Published in 1991, Frankly Speaking is a (kind of) autobiography of former Arsenal, Man Utd and Ireland striker Frank Stapleton.
Stapleton seemed to be coming to end of his career when the book came out and his international career was over having been on the fringes of the squad during Italia ’90 having previously captained the team during Euro ’88. He ended up playing four more years in the English lower leagues.
The book feels like half of an autobiography – it covers his football career with each season covered in a chapter and his club and international careers covered in separate halves of the book. It’s focus is on entirely on Stapleton’s football career with almost no discussion of his life outside of football. The version of the book I found in the library has no summary on the front or back cover, no forward, no acknowledgements or any scene setter at all. It just goes straight into his first few years at Arsenal.
One of the striking things is the amount of focus on the FA Cup over the team’s performance in the league. This seems to be partly because the FA Cup still maintained its elevated status in the game and partly because Stapleton played in five Cup finals but never in a team that competed for the league title right to the end of the season. The amount of replays in the cup is also striking. You can see why penalties were eventually preferred to so many extra games.
Stapleton rarely expresses his opinion on the various people he played or worked with outside of commenting on what they added to the team. Ron Atkinson, his manager at United is the clear exception with Stapleton being pretty critical of Big Ron’s ego, love of the media, and lack of tactical nous. His biggest praise is for coach Don Howe – a figure who seems to pop up in any biography of footballers who played in England in the 80’s and 90’s.
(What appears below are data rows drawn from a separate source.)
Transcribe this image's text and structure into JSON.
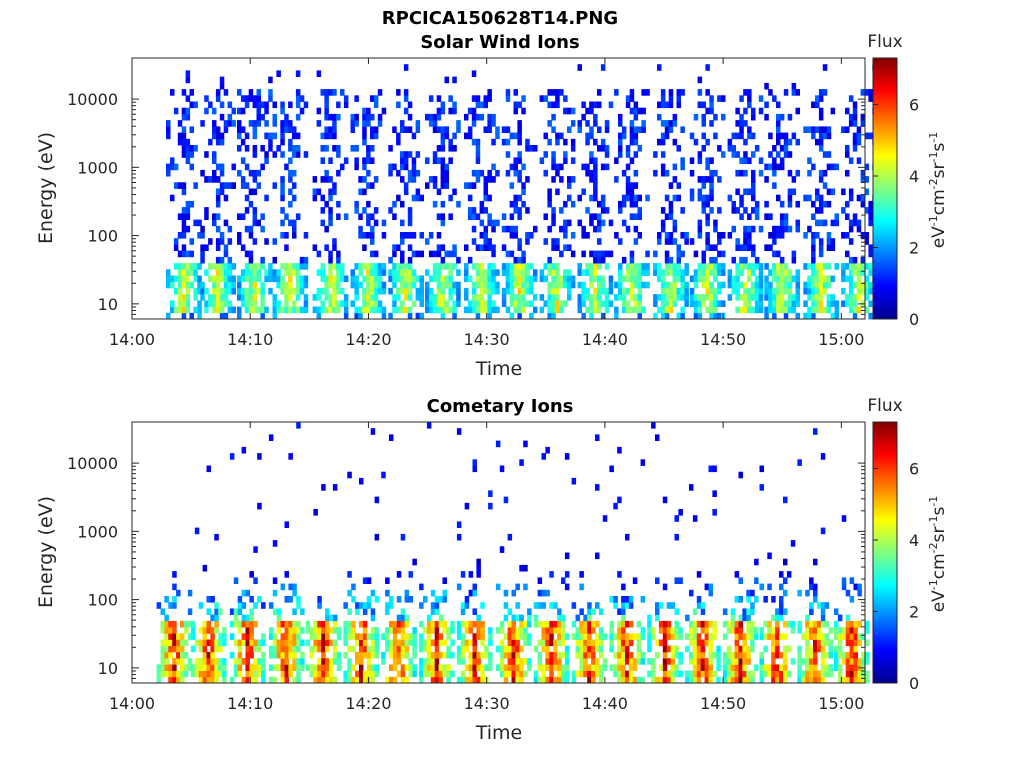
{
  "figure_title": "RPCICA150628T14.PNG",
  "chart_data": [
    {
      "type": "heatmap",
      "title": "Solar Wind Ions",
      "xlabel": "Time",
      "ylabel": "Energy (eV)",
      "x_ticks": [
        "14:00",
        "14:10",
        "14:20",
        "14:30",
        "14:40",
        "14:50",
        "15:00"
      ],
      "xlim": [
        "14:00",
        "15:02"
      ],
      "y_ticks": [
        "10",
        "100",
        "1000",
        "10000"
      ],
      "yscale": "log",
      "ylim": [
        6,
        40000
      ],
      "colorbar": {
        "title": "Flux",
        "label": "eV-1 cm-2 sr-1 s-1",
        "ticks": [
          "0",
          "2",
          "4",
          "6"
        ],
        "range": [
          0,
          7.3
        ],
        "colormap": "jet"
      },
      "sweep_times": [
        "14:04.2",
        "14:07.1",
        "14:10.2",
        "14:13.2",
        "14:16.6",
        "14:19.8",
        "14:23.0",
        "14:26.1",
        "14:29.4",
        "14:32.6",
        "14:35.8",
        "14:39.0",
        "14:42.1",
        "14:45.4",
        "14:48.5",
        "14:51.7",
        "14:54.8",
        "14:58.1",
        "15:01.3"
      ],
      "core_energy_eV": [
        12,
        35
      ],
      "core_peak_flux": 4.5,
      "tail_flux": 1.2,
      "tail_max_energy_eV": 15000
    },
    {
      "type": "heatmap",
      "title": "Cometary Ions",
      "xlabel": "Time",
      "ylabel": "Energy (eV)",
      "x_ticks": [
        "14:00",
        "14:10",
        "14:20",
        "14:30",
        "14:40",
        "14:50",
        "15:00"
      ],
      "xlim": [
        "14:00",
        "15:02"
      ],
      "y_ticks": [
        "10",
        "100",
        "1000",
        "10000"
      ],
      "yscale": "log",
      "ylim": [
        6,
        40000
      ],
      "colorbar": {
        "title": "Flux",
        "label": "eV-1 cm-2 sr-1 s-1",
        "ticks": [
          "0",
          "2",
          "4",
          "6"
        ],
        "range": [
          0,
          7.3
        ],
        "colormap": "jet"
      },
      "sweep_times": [
        "14:03.4",
        "14:06.3",
        "14:09.6",
        "14:12.9",
        "14:16.0",
        "14:19.2",
        "14:22.4",
        "14:25.6",
        "14:28.8",
        "14:32.1",
        "14:35.3",
        "14:38.5",
        "14:41.7",
        "14:44.9",
        "14:48.1",
        "14:51.3",
        "14:54.4",
        "14:57.6",
        "15:00.7"
      ],
      "core_energy_eV": [
        10,
        40
      ],
      "core_peak_flux": 6.6,
      "tail_flux": 2.5,
      "tail_max_energy_eV": 400
    }
  ]
}
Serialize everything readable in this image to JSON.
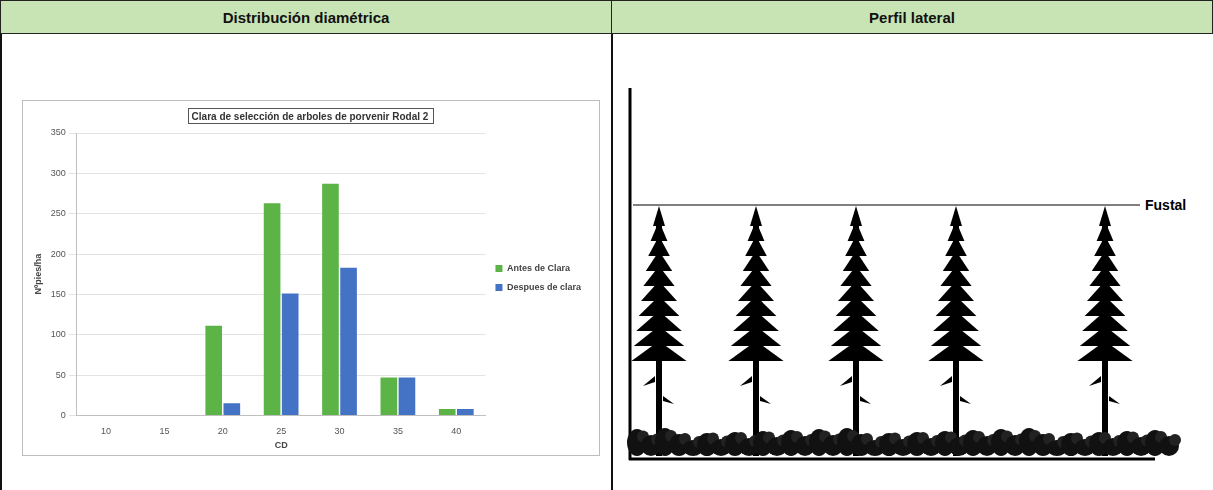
{
  "header": {
    "left": "Distribución diamétrica",
    "right": "Perfil lateral"
  },
  "chart_data": {
    "type": "bar",
    "title": "Clara de selección de arboles de porvenir Rodal 2",
    "x_label": "CD",
    "y_label": "Nºpies/ha",
    "categories": [
      "10",
      "15",
      "20",
      "25",
      "30",
      "35",
      "40"
    ],
    "series": [
      {
        "name": "Antes de Clara",
        "color": "#5cb346",
        "values": [
          0,
          0,
          111,
          263,
          287,
          47,
          8
        ]
      },
      {
        "name": "Despues de clara",
        "color": "#4472c4",
        "values": [
          0,
          0,
          15,
          151,
          183,
          47,
          8
        ]
      }
    ],
    "ylim": [
      0,
      350
    ],
    "yticks": [
      0,
      50,
      100,
      150,
      200,
      250,
      300,
      350
    ],
    "grid": true,
    "legend": "right"
  },
  "profile": {
    "label": "Fustal"
  }
}
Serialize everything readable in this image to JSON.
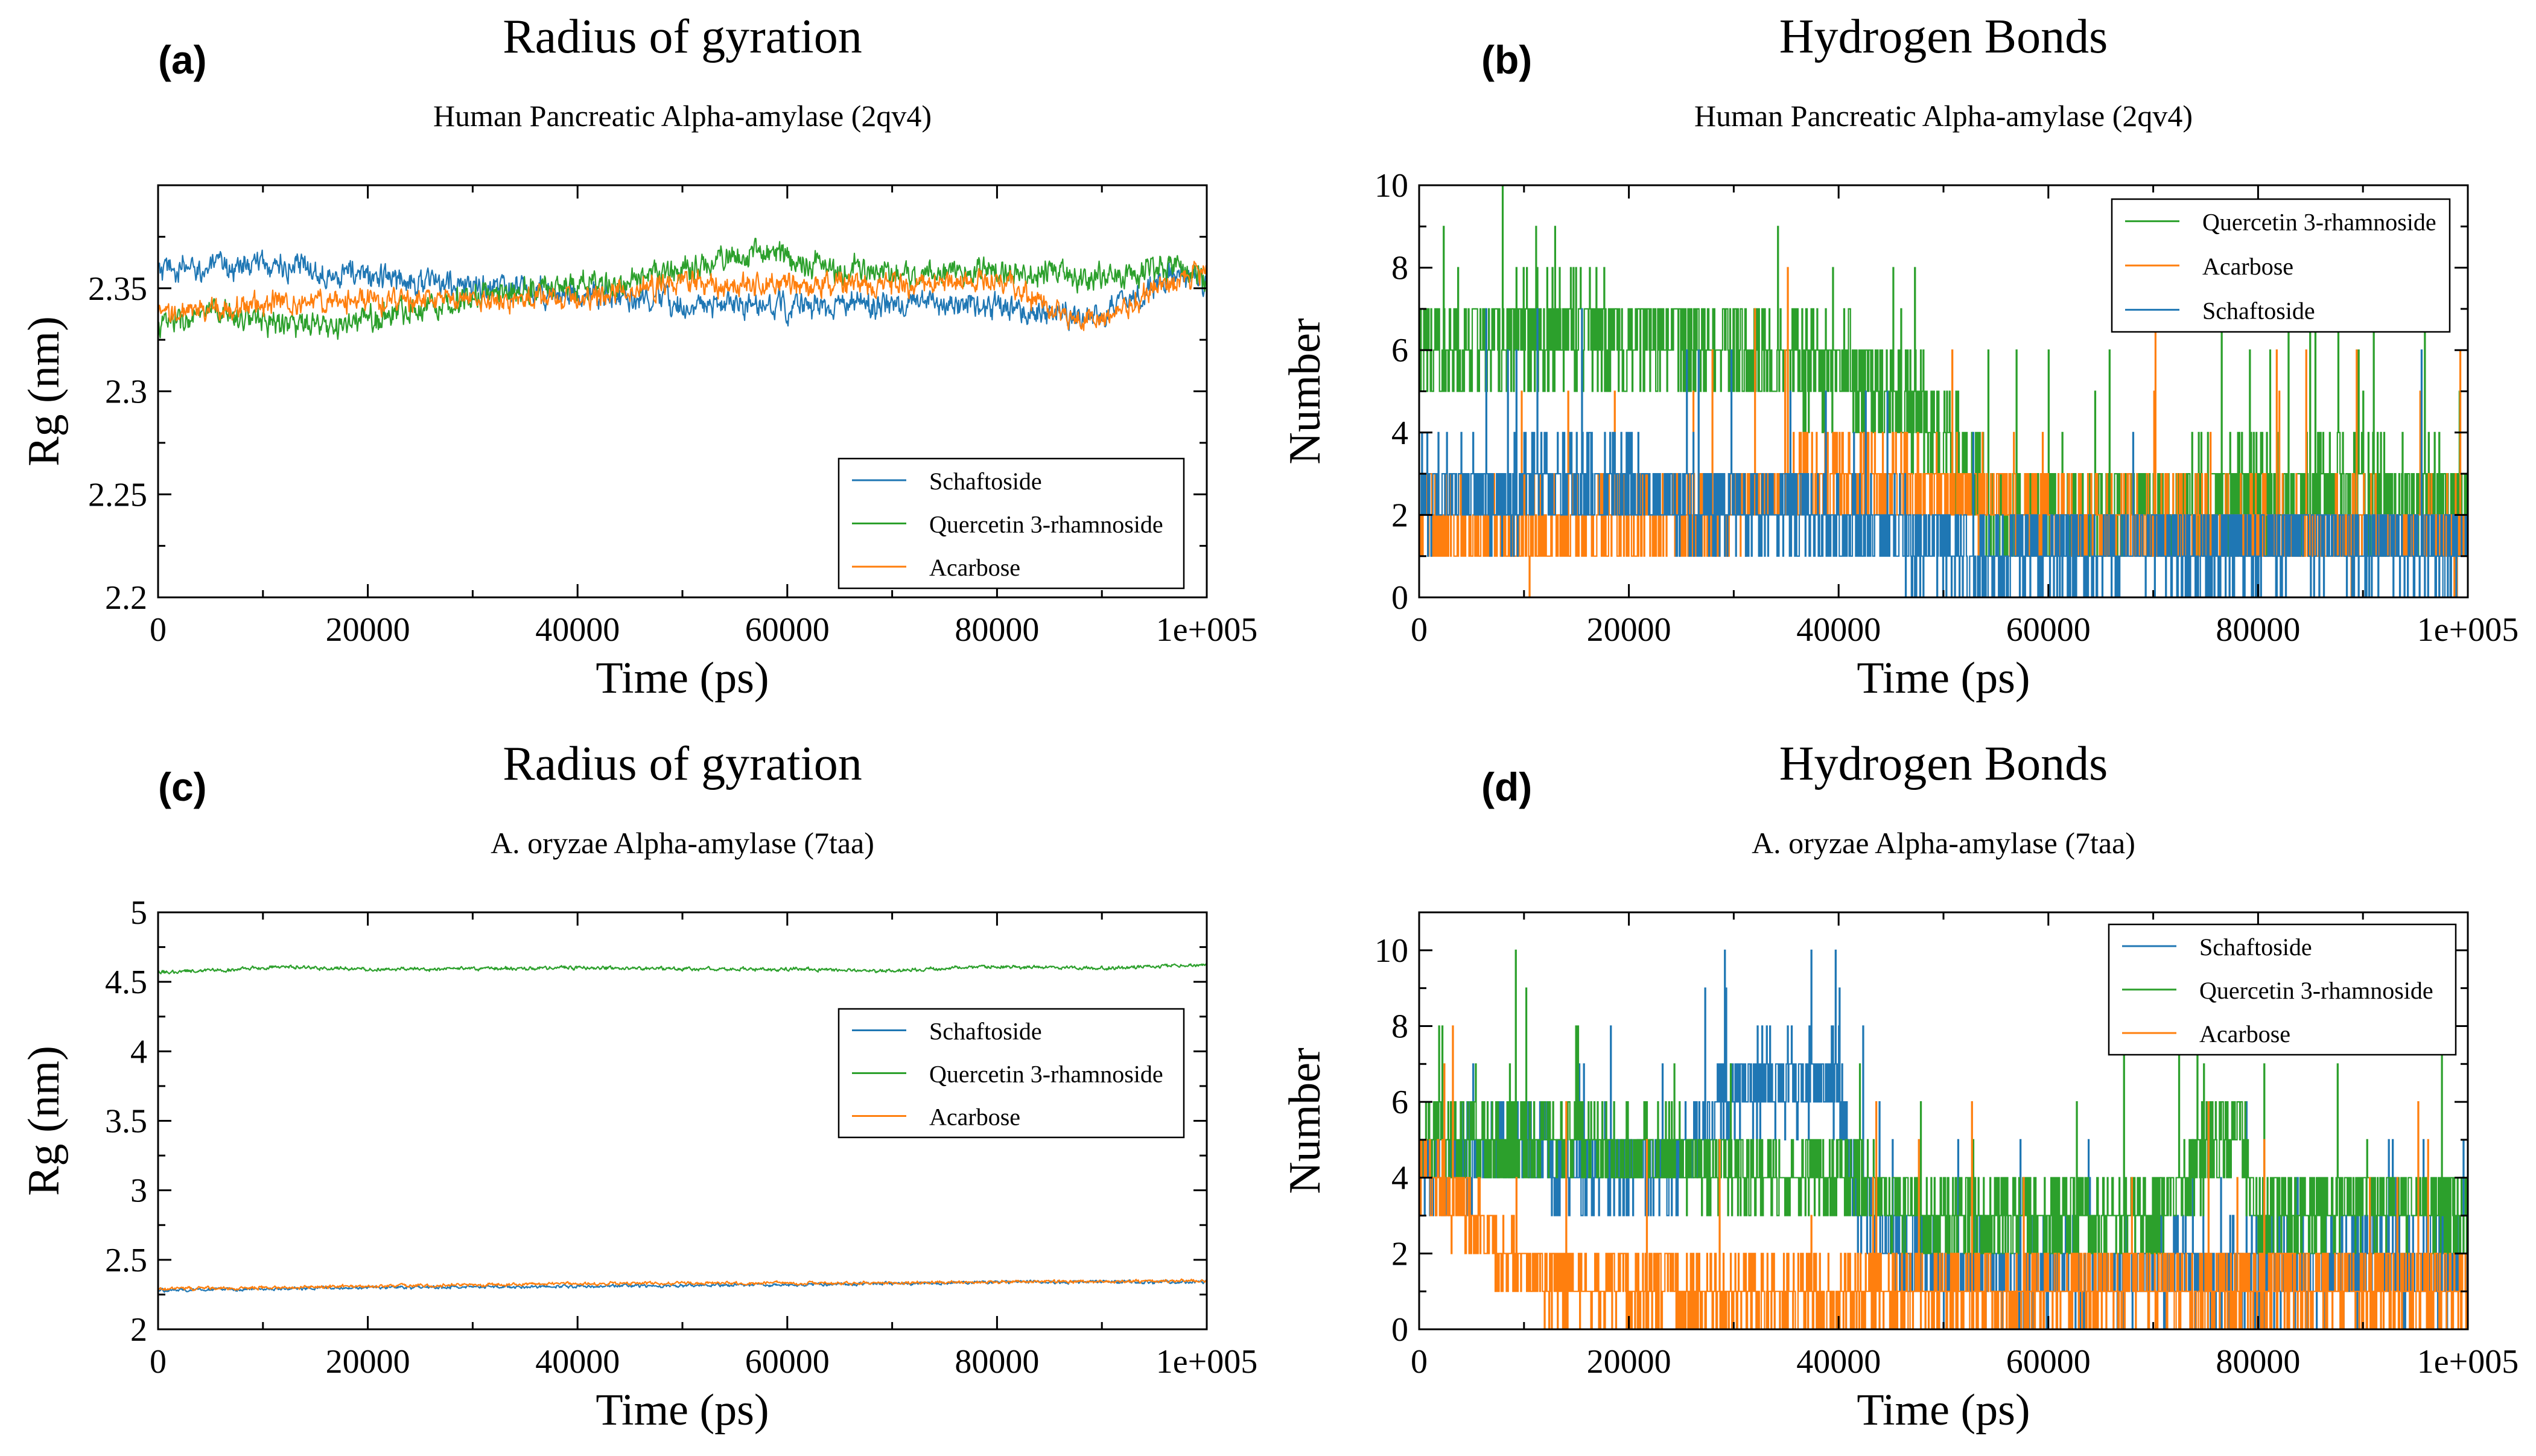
{
  "chart_data": [
    {
      "id": "a",
      "panel_label": "(a)",
      "type": "line",
      "title": "Radius of gyration",
      "subtitle": "Human Pancreatic Alpha-amylase (2qv4)",
      "xlabel": "Time (ps)",
      "ylabel": "Rg (nm)",
      "xlim": [
        0,
        100000
      ],
      "ylim": [
        2.2,
        2.4
      ],
      "xticks": [
        0,
        20000,
        40000,
        60000,
        80000,
        100000
      ],
      "xtick_labels": [
        "0",
        "20000",
        "40000",
        "60000",
        "80000",
        "1e+005"
      ],
      "yticks": [
        2.2,
        2.25,
        2.3,
        2.35
      ],
      "ytick_labels": [
        "2.2",
        "2.25",
        "2.3",
        "2.35"
      ],
      "legend_position": "bottom-right",
      "series": [
        {
          "name": "Schaftoside",
          "color": "#1f77b4",
          "style": "noisy",
          "x": [
            0,
            10000,
            20000,
            30000,
            40000,
            50000,
            60000,
            70000,
            80000,
            90000,
            97000,
            100000
          ],
          "y": [
            2.358,
            2.362,
            2.356,
            2.351,
            2.347,
            2.342,
            2.341,
            2.342,
            2.341,
            2.337,
            2.358,
            2.352
          ],
          "noise": 0.0045
        },
        {
          "name": "Quercetin 3-rhamnoside",
          "color": "#2ca02c",
          "style": "noisy",
          "x": [
            0,
            6000,
            16000,
            25000,
            35000,
            45000,
            52000,
            58000,
            65000,
            72000,
            80000,
            90000,
            97000,
            100000
          ],
          "y": [
            2.332,
            2.338,
            2.33,
            2.341,
            2.35,
            2.352,
            2.362,
            2.368,
            2.358,
            2.357,
            2.358,
            2.355,
            2.362,
            2.352
          ],
          "noise": 0.0045
        },
        {
          "name": "Acarbose",
          "color": "#ff7f0e",
          "style": "noisy",
          "x": [
            0,
            10000,
            20000,
            30000,
            40000,
            50000,
            60000,
            70000,
            80000,
            86000,
            90000,
            95000,
            100000
          ],
          "y": [
            2.336,
            2.343,
            2.344,
            2.344,
            2.345,
            2.353,
            2.352,
            2.351,
            2.355,
            2.338,
            2.334,
            2.35,
            2.358
          ],
          "noise": 0.004
        }
      ]
    },
    {
      "id": "b",
      "panel_label": "(b)",
      "type": "line",
      "title": "Hydrogen Bonds",
      "subtitle": "Human Pancreatic Alpha-amylase (2qv4)",
      "xlabel": "Time (ps)",
      "ylabel": "Number",
      "xlim": [
        0,
        100000
      ],
      "ylim": [
        0,
        10
      ],
      "xticks": [
        0,
        20000,
        40000,
        60000,
        80000,
        100000
      ],
      "xtick_labels": [
        "0",
        "20000",
        "40000",
        "60000",
        "80000",
        "1e+005"
      ],
      "yticks": [
        0,
        2,
        4,
        6,
        8,
        10
      ],
      "ytick_labels": [
        "0",
        "2",
        "4",
        "6",
        "8",
        "10"
      ],
      "legend_position": "top-right",
      "series": [
        {
          "name": "Quercetin 3-rhamnoside",
          "color": "#2ca02c",
          "style": "step",
          "x": [
            0,
            15000,
            30000,
            40000,
            48000,
            55000,
            70000,
            85000,
            100000
          ],
          "y": [
            6,
            6.5,
            6,
            5.5,
            4.5,
            2,
            2.2,
            2.5,
            2.2
          ],
          "noise": 1.3
        },
        {
          "name": "Acarbose",
          "color": "#ff7f0e",
          "style": "step",
          "x": [
            0,
            10000,
            25000,
            40000,
            50000,
            60000,
            70000,
            85000,
            100000
          ],
          "y": [
            2,
            1.5,
            2,
            3,
            2.5,
            2,
            1.7,
            1.6,
            1.5
          ],
          "noise": 1.1
        },
        {
          "name": "Schaftoside",
          "color": "#1f77b4",
          "style": "step",
          "x": [
            0,
            10000,
            15000,
            25000,
            35000,
            45000,
            55000,
            70000,
            85000,
            100000
          ],
          "y": [
            2.5,
            2.5,
            3,
            2.3,
            2,
            1.5,
            1,
            1.2,
            1.4,
            1.2
          ],
          "noise": 1.1
        }
      ]
    },
    {
      "id": "c",
      "panel_label": "(c)",
      "type": "line",
      "title": "Radius of gyration",
      "subtitle": "A. oryzae Alpha-amylase (7taa)",
      "xlabel": "Time (ps)",
      "ylabel": "Rg (nm)",
      "xlim": [
        0,
        100000
      ],
      "ylim": [
        2,
        5
      ],
      "xticks": [
        0,
        20000,
        40000,
        60000,
        80000,
        100000
      ],
      "xtick_labels": [
        "0",
        "20000",
        "40000",
        "60000",
        "80000",
        "1e+005"
      ],
      "yticks": [
        2,
        2.5,
        3,
        3.5,
        4,
        4.5,
        5
      ],
      "ytick_labels": [
        "2",
        "2.5",
        "3",
        "3.5",
        "4",
        "4.5",
        "5"
      ],
      "legend_position": "right",
      "series": [
        {
          "name": "Schaftoside",
          "color": "#1f77b4",
          "style": "noisy",
          "x": [
            0,
            20000,
            40000,
            60000,
            80000,
            100000
          ],
          "y": [
            2.28,
            2.3,
            2.31,
            2.32,
            2.34,
            2.34
          ],
          "noise": 0.008
        },
        {
          "name": "Quercetin 3-rhamnoside",
          "color": "#2ca02c",
          "style": "noisy",
          "x": [
            0,
            5000,
            12000,
            20000,
            40000,
            60000,
            70000,
            80000,
            90000,
            100000
          ],
          "y": [
            4.57,
            4.58,
            4.61,
            4.59,
            4.6,
            4.59,
            4.58,
            4.61,
            4.6,
            4.62
          ],
          "noise": 0.009
        },
        {
          "name": "Acarbose",
          "color": "#ff7f0e",
          "style": "noisy",
          "x": [
            0,
            20000,
            40000,
            60000,
            80000,
            100000
          ],
          "y": [
            2.29,
            2.31,
            2.33,
            2.33,
            2.34,
            2.35
          ],
          "noise": 0.008
        }
      ]
    },
    {
      "id": "d",
      "panel_label": "(d)",
      "type": "line",
      "title": "Hydrogen Bonds",
      "subtitle": "A. oryzae Alpha-amylase (7taa)",
      "xlabel": "Time (ps)",
      "ylabel": "Number",
      "xlim": [
        0,
        100000
      ],
      "ylim": [
        0,
        11
      ],
      "xticks": [
        0,
        20000,
        40000,
        60000,
        80000,
        100000
      ],
      "xtick_labels": [
        "0",
        "20000",
        "40000",
        "60000",
        "80000",
        "1e+005"
      ],
      "yticks": [
        0,
        2,
        4,
        6,
        8,
        10
      ],
      "ytick_labels": [
        "0",
        "2",
        "4",
        "6",
        "8",
        "10"
      ],
      "legend_position": "top-right",
      "series": [
        {
          "name": "Schaftoside",
          "color": "#1f77b4",
          "style": "step",
          "x": [
            0,
            10000,
            15000,
            25000,
            30000,
            40000,
            42000,
            50000,
            70000,
            100000
          ],
          "y": [
            4,
            5,
            4,
            4.5,
            6.5,
            6.5,
            3,
            1.5,
            1.5,
            1.5
          ],
          "noise": 1.2
        },
        {
          "name": "Quercetin 3-rhamnoside",
          "color": "#2ca02c",
          "style": "step",
          "x": [
            0,
            10000,
            25000,
            40000,
            50000,
            60000,
            70000,
            78000,
            80000,
            90000,
            100000
          ],
          "y": [
            5,
            5,
            4.5,
            4,
            3,
            3,
            3,
            5.5,
            3,
            3.5,
            3
          ],
          "noise": 1.1
        },
        {
          "name": "Acarbose",
          "color": "#ff7f0e",
          "style": "step",
          "x": [
            0,
            5000,
            10000,
            20000,
            40000,
            60000,
            80000,
            100000
          ],
          "y": [
            4,
            3,
            1.5,
            1,
            0.8,
            1,
            1.2,
            1
          ],
          "noise": 1.0
        }
      ]
    }
  ]
}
The material on Ireland was definitely the most interesting for me. Stapleton gives a bit more background colour on the Euro ’88 and Italia ’90 campaigns and a decent sense of Jack Charlton’s management style. I’d actually read all the most interesting bits before in the excellent ‘The Team That Jack Built’ by Paul Rowan (1994)
It’s a quick and easy read that has some interesting bits for any Arsenal, United or Ireland fan. It feels like a book from a bygone era and was designed to be read at the time, when any reader would have known the main people mentioned. It’s also the first book I’ve reviewed that I couldn’t find on Goodreads (until I added it), giving some sense of how obscure it is at this stage!